Brett has been making tofu, from scratch.

His investigation into this labor intensive process started because the store bought tofu selection in most Danish grocery stores is expensive and not so fresh. In fact, the selection, such as it is, includes one brand of lumpy grey tofu in a jar and that’s it. So, Brett looked up how to make your own tofu in our trusty Mark Bittman How to Cook Everything Vegetarian cookbook and went to work.

To make homemade tofu you need soy milk or soy beans and a coagulant, like limes, lemons, vinegar, or nigari (the traditional Japanese coagulant gleaned from salt water.) The soy milk is heated and then the coagulant is added to make the bean curds. The curds are pressed and then you have tofu.

Brett has made several batches so far with both soy milk and soy beans, and with different coagulants. The best coagulant has been lime and making tofu from store bought soy milk has been easier than making it from soy beans. We aren’t sure where to get nigari in Copenhagen, but if we find any we will try that next. We also want to try and make some tofu from Danish grown soy beans.
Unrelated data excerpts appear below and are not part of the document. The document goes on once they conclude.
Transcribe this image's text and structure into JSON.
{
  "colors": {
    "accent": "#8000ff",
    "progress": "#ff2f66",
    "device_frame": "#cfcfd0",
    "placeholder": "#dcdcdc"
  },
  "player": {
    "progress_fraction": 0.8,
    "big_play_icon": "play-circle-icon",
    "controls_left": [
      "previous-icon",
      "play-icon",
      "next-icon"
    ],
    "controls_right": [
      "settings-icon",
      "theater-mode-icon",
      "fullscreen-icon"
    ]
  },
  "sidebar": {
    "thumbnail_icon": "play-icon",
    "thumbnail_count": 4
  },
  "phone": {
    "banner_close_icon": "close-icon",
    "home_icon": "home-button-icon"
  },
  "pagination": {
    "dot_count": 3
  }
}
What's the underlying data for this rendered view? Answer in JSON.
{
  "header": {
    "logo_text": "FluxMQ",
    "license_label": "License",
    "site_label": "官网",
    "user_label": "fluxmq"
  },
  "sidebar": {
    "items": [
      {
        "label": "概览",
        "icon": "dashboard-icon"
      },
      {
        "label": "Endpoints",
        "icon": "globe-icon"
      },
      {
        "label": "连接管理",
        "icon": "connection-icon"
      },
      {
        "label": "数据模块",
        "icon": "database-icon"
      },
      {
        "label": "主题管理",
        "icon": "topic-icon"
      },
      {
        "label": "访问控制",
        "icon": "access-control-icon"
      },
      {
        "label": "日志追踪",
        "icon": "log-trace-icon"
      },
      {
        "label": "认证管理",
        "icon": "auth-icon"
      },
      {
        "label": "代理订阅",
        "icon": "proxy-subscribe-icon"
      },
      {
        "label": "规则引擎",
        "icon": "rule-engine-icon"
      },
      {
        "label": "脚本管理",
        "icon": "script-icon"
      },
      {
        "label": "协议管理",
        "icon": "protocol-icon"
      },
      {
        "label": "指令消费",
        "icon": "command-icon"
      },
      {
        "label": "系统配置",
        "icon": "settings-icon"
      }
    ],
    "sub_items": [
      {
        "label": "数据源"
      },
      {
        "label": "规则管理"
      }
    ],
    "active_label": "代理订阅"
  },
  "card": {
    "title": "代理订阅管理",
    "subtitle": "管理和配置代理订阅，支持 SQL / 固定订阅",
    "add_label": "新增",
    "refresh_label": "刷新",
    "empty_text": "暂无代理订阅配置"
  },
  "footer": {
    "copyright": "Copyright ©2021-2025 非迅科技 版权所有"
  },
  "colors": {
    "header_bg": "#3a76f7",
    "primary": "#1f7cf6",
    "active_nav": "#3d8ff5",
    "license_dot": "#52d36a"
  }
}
Brett made a beautiful little press from wood seasoned with olive oil and tested it out today on a batch of herb pressed tofu.

He pressed basil, chives, and parsley into the tofu block. The resulting pattern was beautiful and lush, although the herb flavor was fairly imperceptible. Usually the coagulant, in this case lime, is the standout flavor in these homemade tofu blocks.

This homemade tofu tastes so fresh, it’s worth the work!

Brett is working on several other tofu experiments and we will be posting more about them in the coming weeks.